TRUMBULL COUNTY 2 grants to place officers in Warren schools expire



The police department has applied for another grant to have officers in schools.
WARREN -- Two grants that placed police officers in the city schools won't be renewed next year.
The Community Oriented Policing Services, or COPS grant, which provided school resource officers in city schools for the last three years, has run out. Another year-old grant, administered by the Ohio Department of Youth Services using federal money, has been discontinued.
Capt. Tim Bowers said that when he applied for the COPS grant, it was for $375,000 for three years. That time runs out in February 2005.
He has applied for a different grant through the U.S. Department of Homeland Security that would provide five police officers in schools.

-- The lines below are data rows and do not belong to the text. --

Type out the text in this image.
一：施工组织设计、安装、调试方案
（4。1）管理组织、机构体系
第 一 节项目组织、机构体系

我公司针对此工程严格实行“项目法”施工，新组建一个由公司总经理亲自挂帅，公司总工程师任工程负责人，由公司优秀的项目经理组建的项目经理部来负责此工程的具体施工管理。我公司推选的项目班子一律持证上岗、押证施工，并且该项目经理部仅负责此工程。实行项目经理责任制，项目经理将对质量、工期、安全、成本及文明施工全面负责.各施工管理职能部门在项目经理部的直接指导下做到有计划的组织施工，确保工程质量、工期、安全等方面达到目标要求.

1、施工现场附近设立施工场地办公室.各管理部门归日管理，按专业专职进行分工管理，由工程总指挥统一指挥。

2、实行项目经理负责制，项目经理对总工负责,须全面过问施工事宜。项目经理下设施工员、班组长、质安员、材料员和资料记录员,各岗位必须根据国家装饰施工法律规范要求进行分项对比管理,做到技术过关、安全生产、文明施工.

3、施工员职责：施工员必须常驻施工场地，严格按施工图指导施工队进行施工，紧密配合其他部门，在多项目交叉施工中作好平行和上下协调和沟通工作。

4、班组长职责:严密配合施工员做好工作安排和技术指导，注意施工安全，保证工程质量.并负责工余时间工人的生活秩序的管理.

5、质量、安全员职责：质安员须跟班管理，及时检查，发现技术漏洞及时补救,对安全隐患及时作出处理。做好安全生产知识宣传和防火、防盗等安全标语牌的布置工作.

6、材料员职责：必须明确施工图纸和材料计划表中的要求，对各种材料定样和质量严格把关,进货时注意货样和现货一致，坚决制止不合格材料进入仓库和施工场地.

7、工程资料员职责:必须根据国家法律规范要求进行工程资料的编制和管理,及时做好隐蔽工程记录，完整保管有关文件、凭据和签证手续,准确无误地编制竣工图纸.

About a month ago, he received a letter asking for more information. It hasn't yet been approved or turned down.
Second grant discontinued
The other grant, called a Juvenile Accountability Block Grant, won't be renewed because of cuts in federal funding. Bowers said he wrote that grant application to augment the COPS officers.
"With all of the problems we've had in the community, I thought it would be a good way to let people know, at a young age, that we're people too."
That grant runs out Dec. 31.
"The COPS grant was particularly important," said William E. Mullane, principal of Warren G. Harding High School. "The one-year new grant probably benefited the police as much as us."
He called the new, one-year grant a "relationship grant" aimed at building relationships between students and police.